Hundreds of Beavers begins with scenes of Jean Kayak’s debauchery as the proprietor of an orchard and applejack distillery. When the local beaver community destroys the distillery, Jean is buried in the rubble, and by the time he awakens the area has become a snowy, untamed wilderness. Alone in the cold, Jean Kayak must hunt beavers and other forest fauna to survive, and later to win the hand of a grumpy fur-trapper’s daughter. The plot unfolds much like a video game, with Jean learning to navigate the mechanics of his universe (the bea-verse, if you will) step by step, his tactics growing more sophisticated as he adapts to his new environment. Thanks to Cheslik’s constant toying with audience expectations and clever permutation of the movie’s ‘game-mechanics,’ this process is incredibly entertaining.

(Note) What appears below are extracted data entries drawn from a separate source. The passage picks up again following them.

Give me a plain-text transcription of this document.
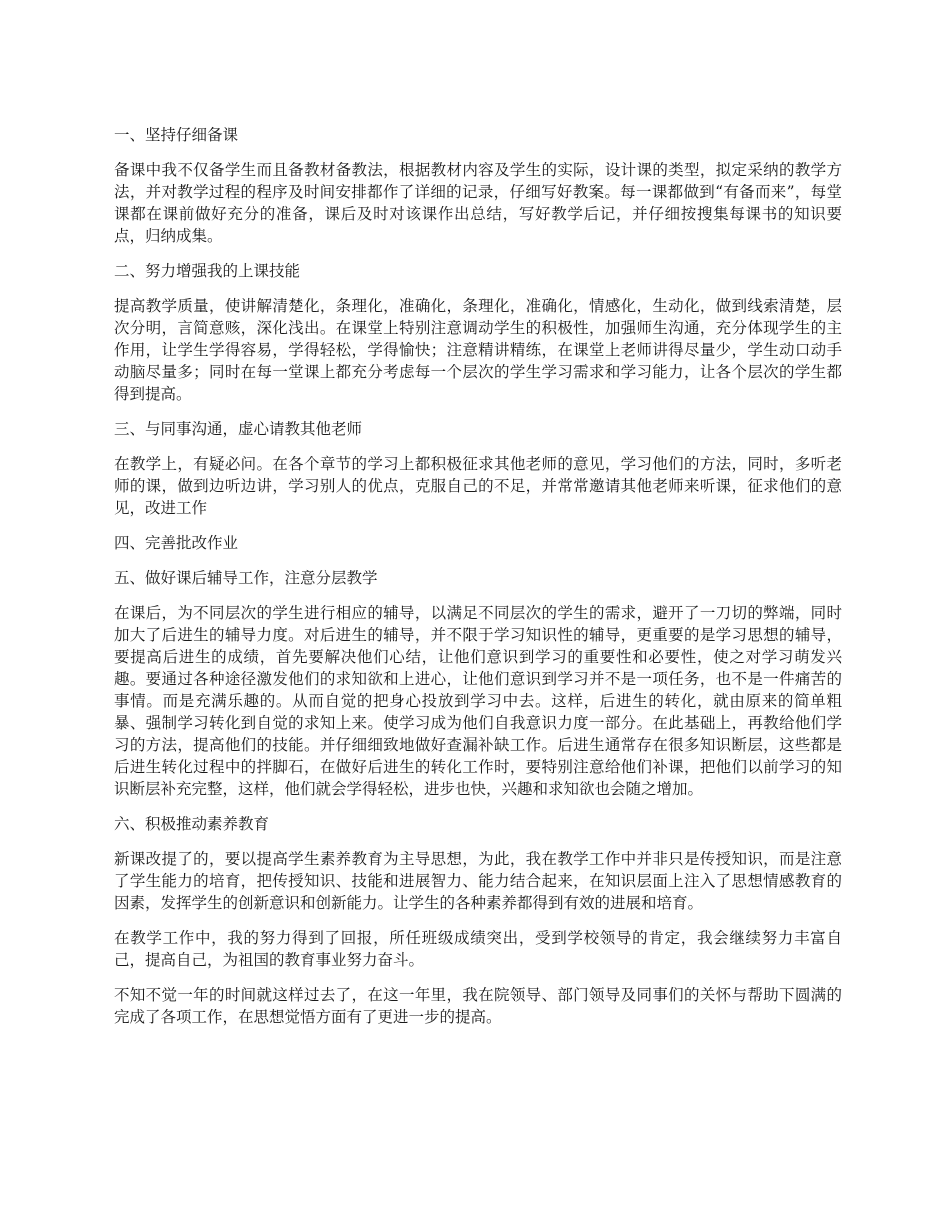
一、坚持仔细备课

备课中我不仅备学生而且备教材备教法，根据教材内容及学生的实际，设计课的类型，拟定采纳的教学方法，并对教学过程的程序及时间安排都作了详细的记录，仔细写好教案。每一课都做到“有备而来”，每堂课都在课前做好充分的准备，课后及时对该课作出总结，写好教学后记，并仔细按搜集每课书的知识要点，归纳成集。

二、努力增强我的上课技能

提高教学质量，使讲解清楚化，条理化，准确化，条理化，准确化，情感化，生动化，做到线索清楚，层次分明，言简意赅，深化浅出。在课堂上特别注意调动学生的积极性，加强师生沟通，充分体现学生的主作用，让学生学得容易，学得轻松，学得愉快；注意精讲精练，在课堂上老师讲得尽量少，学生动口动手动脑尽量多；同时在每一堂课上都充分考虑每一个层次的学生学习需求和学习能力，让各个层次的学生都得到提高。

三、与同事沟通，虚心请教其他老师

在教学上，有疑必问。在各个章节的学习上都积极征求其他老师的意见，学习他们的方法，同时，多听老师的课，做到边听边讲，学习别人的优点，克服自己的不足，并常常邀请其他老师来听课，征求他们的意见，改进工作

四、完善批改作业

五、做好课后辅导工作，注意分层教学

在课后，为不同层次的学生进行相应的辅导，以满足不同层次的学生的需求，避开了一刀切的弊端，同时加大了后进生的辅导力度。对后进生的辅导，并不限于学习知识性的辅导，更重要的是学习思想的辅导，要提高后进生的成绩，首先要解决他们心结，让他们意识到学习的重要性和必要性，使之对学习萌发兴趣。要通过各种途径激发他们的求知欲和上进心，让他们意识到学习并不是一项任务，也不是一件痛苦的事情。而是充满乐趣的。从而自觉的把身心投放到学习中去。这样，后进生的转化，就由原来的简单粗暴、强制学习转化到自觉的求知上来。使学习成为他们自我意识力度一部分。在此基础上，再教给他们学习的方法，提高他们的技能。并仔细细致地做好查漏补缺工作。后进生通常存在很多知识断层，这些都是后进生转化过程中的拌脚石，在做好后进生的转化工作时，要特别注意给他们补课，把他们以前学习的知识断层补充完整，这样，他们就会学得轻松，进步也快，兴趣和求知欲也会随之增加。

六、积极推动素养教育

新课改提了的，要以提高学生素养教育为主导思想，为此，我在教学工作中并非只是传授知识，而是注意了学生能力的培育，把传授知识、技能和进展智力、能力结合起来，在知识层面上注入了思想情感教育的因素，发挥学生的创新意识和创新能力。让学生的各种素养都得到有效的进展和培育。

在教学工作中，我的努力得到了回报，所任班级成绩突出，受到学校领导的肯定，我会继续努力丰富自己，提高自己，为祖国的教育事业努力奋斗。

不知不觉一年的时间就这样过去了，在这一年里，我在院领导、部门领导及同事们的关怀与帮助下圆满的完成了各项工作，在思想觉悟方面有了更进一步的提高。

For instance: Jean discovers early on that when he whistles a certain way a woodpecker will invariably come to peck his face. This causes difficulties, as he is absolutely unable to resist whistling in that particular way when he finds food. By way of experiment, he discovers that the woodpecker is only capable of recognizing him by his raccoon hat, so if he removes the hat prior to whistling the woodpecker will simply find the hat and peck it. This nifty trick reappears unexpectedly later on, when Jean’s whistle causes the woodpecker to trigger an elaborate winch mechanism attached to his raccoon hat that pulls him to safety.
Another example that comes to mind is the fur-trapper’s spittoon: the fur-trapper repeatedly tries to spit into his spittoon, but always seems to miss. When the fur-trapper, in a fit of rage, launches a glob of spit at Jean’s face, Jean holds the spittoon up to his face and the spit-glob alters its trajectory to avoid landing in the spittoon.

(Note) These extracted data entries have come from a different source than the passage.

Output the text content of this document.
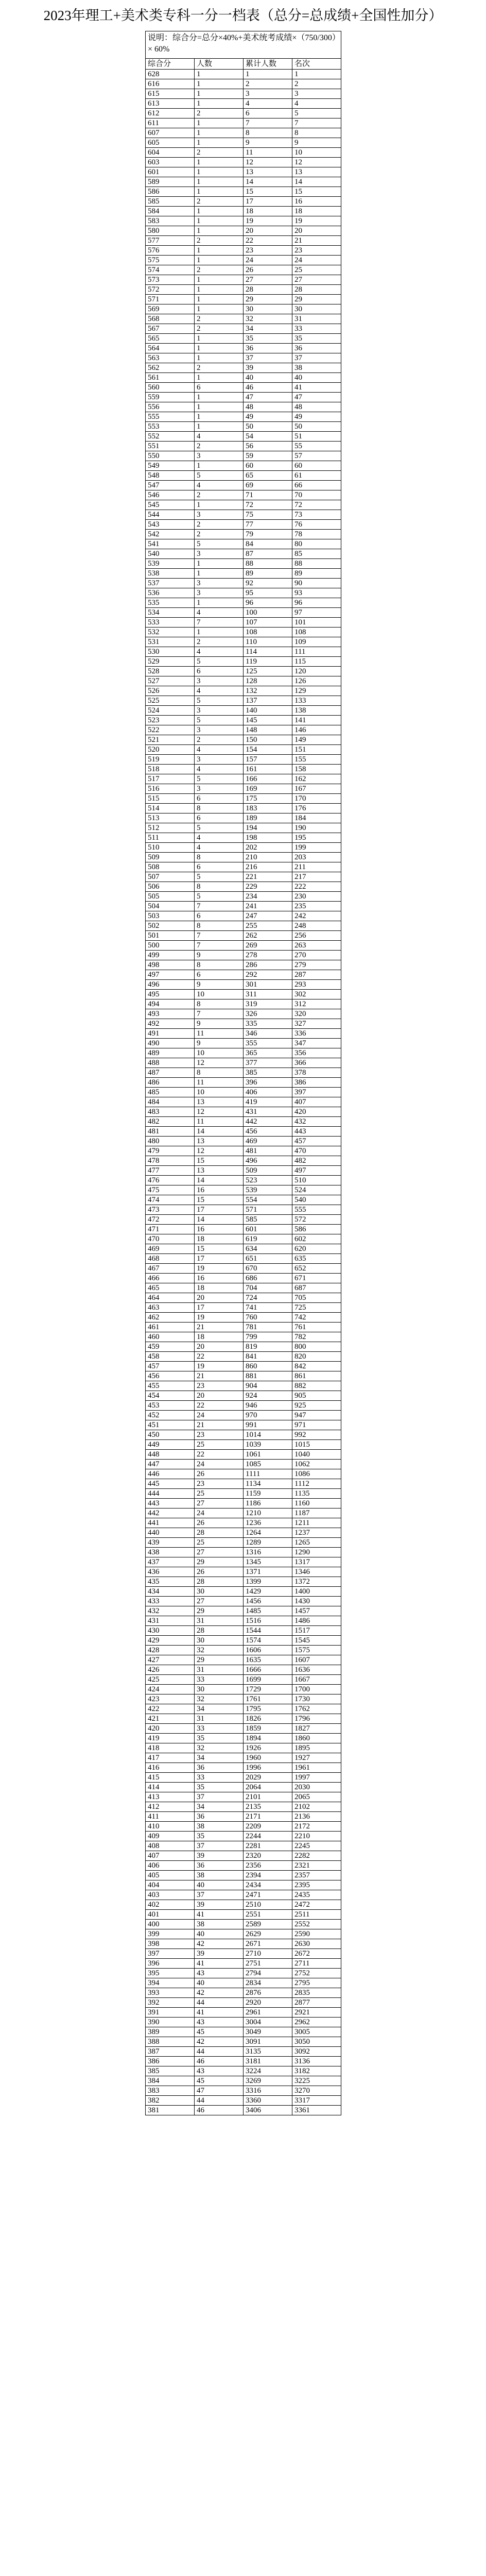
2023年理工+美术类专科一分一档表（总分=总成绩+全国性加分）
说明：综合分=总分×40%+美术统考成绩×（750/300）× 60%			
综合分	人数	累计人数	名次
628	1	1	1
616	1	2	2
615	1	3	3
613	1	4	4
612	2	6	5
611	1	7	7
607	1	8	8
605	1	9	9
604	2	11	10
603	1	12	12
601	1	13	13
589	1	14	14
586	1	15	15
585	2	17	16
584	1	18	18
583	1	19	19
580	1	20	20
577	2	22	21
576	1	23	23
575	1	24	24
574	2	26	25
573	1	27	27
572	1	28	28
571	1	29	29
569	1	30	30
568	2	32	31
567	2	34	33
565	1	35	35
564	1	36	36
563	1	37	37
562	2	39	38
561	1	40	40
560	6	46	41
559	1	47	47
556	1	48	48
555	1	49	49
553	1	50	50
552	4	54	51
551	2	56	55
550	3	59	57
549	1	60	60
548	5	65	61
547	4	69	66
546	2	71	70
545	1	72	72
544	3	75	73
543	2	77	76
542	2	79	78
541	5	84	80
540	3	87	85
539	1	88	88
538	1	89	89
537	3	92	90
536	3	95	93
535	1	96	96
534	4	100	97
533	7	107	101
532	1	108	108
531	2	110	109
530	4	114	111
529	5	119	115
528	6	125	120
527	3	128	126
526	4	132	129
525	5	137	133
524	3	140	138
523	5	145	141
522	3	148	146
521	2	150	149
520	4	154	151
519	3	157	155
518	4	161	158
517	5	166	162
516	3	169	167
515	6	175	170
514	8	183	176
513	6	189	184
512	5	194	190
511	4	198	195
510	4	202	199
509	8	210	203
508	6	216	211
507	5	221	217
506	8	229	222
505	5	234	230
504	7	241	235
503	6	247	242
502	8	255	248
501	7	262	256
500	7	269	263
499	9	278	270
498	8	286	279
497	6	292	287
496	9	301	293
495	10	311	302
494	8	319	312
493	7	326	320
492	9	335	327
491	11	346	336
490	9	355	347
489	10	365	356
488	12	377	366
487	8	385	378
486	11	396	386
485	10	406	397
484	13	419	407
483	12	431	420
482	11	442	432
481	14	456	443
480	13	469	457
479	12	481	470
478	15	496	482
477	13	509	497
476	14	523	510
475	16	539	524
474	15	554	540
473	17	571	555
472	14	585	572
471	16	601	586
470	18	619	602
469	15	634	620
468	17	651	635
467	19	670	652
466	16	686	671
465	18	704	687
464	20	724	705
463	17	741	725
462	19	760	742
461	21	781	761
460	18	799	782
459	20	819	800
458	22	841	820
457	19	860	842
456	21	881	861
455	23	904	882
454	20	924	905
453	22	946	925
452	24	970	947
451	21	991	971
450	23	1014	992
449	25	1039	1015
448	22	1061	1040
447	24	1085	1062
446	26	1111	1086
445	23	1134	1112
444	25	1159	1135
443	27	1186	1160
442	24	1210	1187
441	26	1236	1211
440	28	1264	1237
439	25	1289	1265
438	27	1316	1290
437	29	1345	1317
436	26	1371	1346
435	28	1399	1372
434	30	1429	1400
433	27	1456	1430
432	29	1485	1457
431	31	1516	1486
430	28	1544	1517
429	30	1574	1545
428	32	1606	1575
427	29	1635	1607
426	31	1666	1636
425	33	1699	1667
424	30	1729	1700
423	32	1761	1730
422	34	1795	1762
421	31	1826	1796
420	33	1859	1827
419	35	1894	1860
418	32	1926	1895
417	34	1960	1927
416	36	1996	1961
415	33	2029	1997
414	35	2064	2030
413	37	2101	2065
412	34	2135	2102
411	36	2171	2136
410	38	2209	2172
409	35	2244	2210
408	37	2281	2245
407	39	2320	2282
406	36	2356	2321
405	38	2394	2357
404	40	2434	2395
403	37	2471	2435
402	39	2510	2472
401	41	2551	2511
400	38	2589	2552
399	40	2629	2590
398	42	2671	2630
397	39	2710	2672
396	41	2751	2711
395	43	2794	2752
394	40	2834	2795
393	42	2876	2835
392	44	2920	2877
391	41	2961	2921
390	43	3004	2962
389	45	3049	3005
388	42	3091	3050
387	44	3135	3092
386	46	3181	3136
385	43	3224	3182
384	45	3269	3225
383	47	3316	3270
382	44	3360	3317
381	46	3406	3361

Cheslik weaves in a tasteful assortment of cultural references, ranging from a clueless Sherlock and Watson in beaver get-up to a veteran beaver-hunter Santa Claus, along with more subtle nods to well-known tropes from Bugs Bunny cartoons. The effect is to take Hundreds of Beavers a step beyond its comedic forefathers, to build something new and better on the shoulders of their accomplishments.
The third-act revelation that the beavers have been trying to retrofit one of Jean’s surviving applejack barrels into a spacecraft is admittedly ridiculous, and the beavers’ motive for this climactic undertaking remains unclear, but it doesn’t really matter. Hundreds of Beavers doesn’t concern itself with moral arguments or hidden meanings, all it wants to do is keep you engaged and keep you laughing. And that’s enough for me.